腕には早速レンからもらった腕時計を身に付けている。
「訪ねて行って説明すべきよ。」
挨拶しても見えていない様に通り過ぎたり、土曜の朝食の席でハグリッドの姿がとうとう見えなくなればハーマイオニーはそう2人に提案する。
「午前中はクィディッチの選抜だ!なんとその上、フリットウィックの「アクアメンディ。水増し」呪文の練習をしなきゃ!どっちにしろ、何を説明するって言うんだ?ハグリッドにあんな馬鹿臭い学科は大嫌いだったなんて言えるか?」
ロンがそう言うとハーマイオニーは「大嫌いだったんじゃないわ!」と反論。
「キミと一緒にするなよ。僕は尻尾爆発スクリュートを忘れたわけじゃないぞ。」
ロンが暗い声でそう言い、グロウブの話を僕は聞いてないから知らないけれど、下手したらグロウブに靴紐の結び方を教えてたかもしれない。とロンが続けるとハーマイオニーは寂しそうに「ハグリッドとこのまま口を聞かないのは嫌よ。」と漏らす。

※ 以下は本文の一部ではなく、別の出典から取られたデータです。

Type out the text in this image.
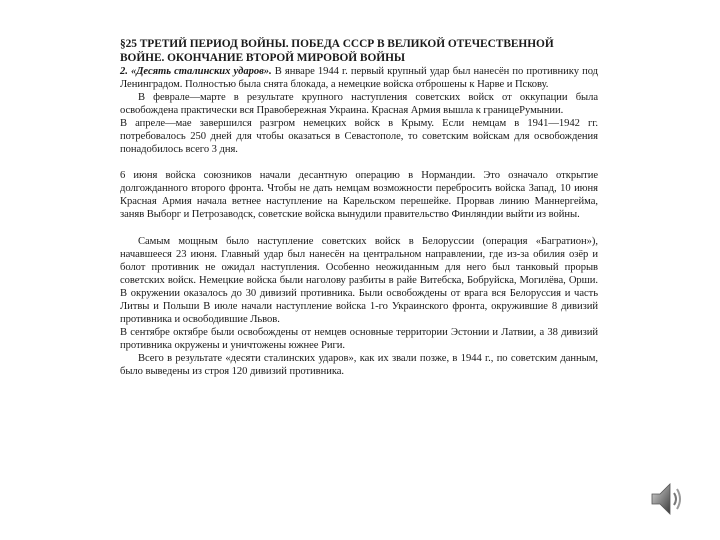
§25 ТРЕТИЙ ПЕРИОД ВОЙНЫ. ПОБЕДА СССР В ВЕЛИКОЙ ОТЕЧЕСТВЕННОЙ
ВОЙНЕ. ОКОНЧАНИЕ ВТОРОЙ МИРОВОЙ ВОЙНЫ

2. «Десять сталинских ударов». В январе 1944 г. первый крупный удар был нанесён по противнику под Ленинградом. Полностью была снята блокада, а немецкие войска отброшены к Нарве и Пскову.

В феврале—марте в результате крупного наступления советских войск от оккупации была освобождена практически вся Правобережная Украина. Красная Армия вышла к границеРумынии.

В апреле—мае завершился разгром немецких войск в Крыму. Если немцам в 1941—1942 гг. потребовалось 250 дней для чтобы оказаться в Севастополе, то советским войскам для освобождения понадобилось всего 3 дня.

6 июня войска союзников начали десантную операцию в Нормандии. Это означало открытие долгожданного второго фронта. Чтобы не дать немцам возможности перебросить войска Запад, 10 июня Красная Армия начала ветнее наступление на Карельском перешейке. Прорвав линию Маннергейма, заняв Выборг и Петрозаводск, советские войска вынудили правительство Финляндии выйти из войны.

Самым мощным было наступление советских войск в Белоруссии (операция «Багратион»), начавшееся 23 июня. Главный удар был нанесён на центральном направлении, где из-за обилия озёр и болот противник не ожидал наступления. Особенно неожиданным для него был танковый прорыв советских войск. Немецкие войска были наголову разбиты в райе Витебска, Бобруйска, Могилёва, Орши. В окружении оказалось до 30 дивизий противника. Были освобождены от врага вся Белоруссия и часть Литвы и Польши В июле начали наступление войска 1-го Украинского фронта, окружившие 8 дивизий противника и освободившие Львов.

В сентябре октябре были освобождены от немцев основные территории Эстонии и Латвии, а 38 дивизий противника окружены и уничтожены южнее Риги.

Всего в результате «десяти сталинских ударов», как их звали позже, в 1944 г., по советским данным, было выведены из строя 120 дивизий противника.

レンはそんな話をしている最中に3人の元に姿を現した。
「貴女何処に行ってたの?」
「うん?ハグリッドの所よ。渡す物があって渡してきたの。」
そう、病気や怪我の症状に分けて使うものを分けて作った薬とその見分け方について、少し大きめの字で詳しく書いた紙、栄養ドリンクになる様な薬も1つ付け足し、それをたった今渡して戻ってきた所だったのだ。
「行くなら行くって言ってくれれば良かったのに…私も一緒に行きたかったわ。」
「誘ったけど勉強が忙しいって言ってたじゃない。」
その言葉に3人はきょとんと瞳を丸くした。
「あぁ、もしかして先週の外に行こうってハグリッドの所?」
「そうよ。ハグリッドが居留守使ったから扉の前で根比べをしてたの。そしたらハグリッドは私が帰ったと思ったみたいで勢いよく扉を…それであれよ。」
「ハグリッド怒ってた?」
「んー…まぁ気にはしていたわね。私に居留守使うくらいだもの。とりあえず私達は時間割がどうしても合わなかった、と説明はしておいたけれど…話が違う方向にいってしまって、餌取りの手伝いをしてたから泥だらけだったのよ。」
「選抜が終わったら僕らもハグリッドの所に行こう。レンも一緒に行ってくれる?」
その言葉にレンもにっこりと笑い頷く。
「…だけど、選抜は午前中一杯かかるかもしれない。応募者が多いから。」
ハリーはキャプテンになった重みがあるのか、少し神経質になっている様だった。
「どうして急にこんなに人気のあるチームになったのかわからないよ。」
「ハリーがキャプテンだっていう事とか、毎年優勝杯を手に入れてるから、とかではないの?」
レンは不思議そうに首を傾げる。
「まぁ、ふたりったら、しょうがないわね。」
ハーマイオニーが今度は突然苛立った様に見せレンは不思議そうにする。
「クィディッチがにんきなんじゃないわ、貴方よ!貴方がこんなに興味をそそったことはないし、率直に言って、こんなにセクシーだったことはないわ。」
ロンが燻製ニシンの大きな一切れで咽せ、ハーマイオニーはそんなロンに軽蔑した様な一瞥を投げかけ、それからハリーに向き直った。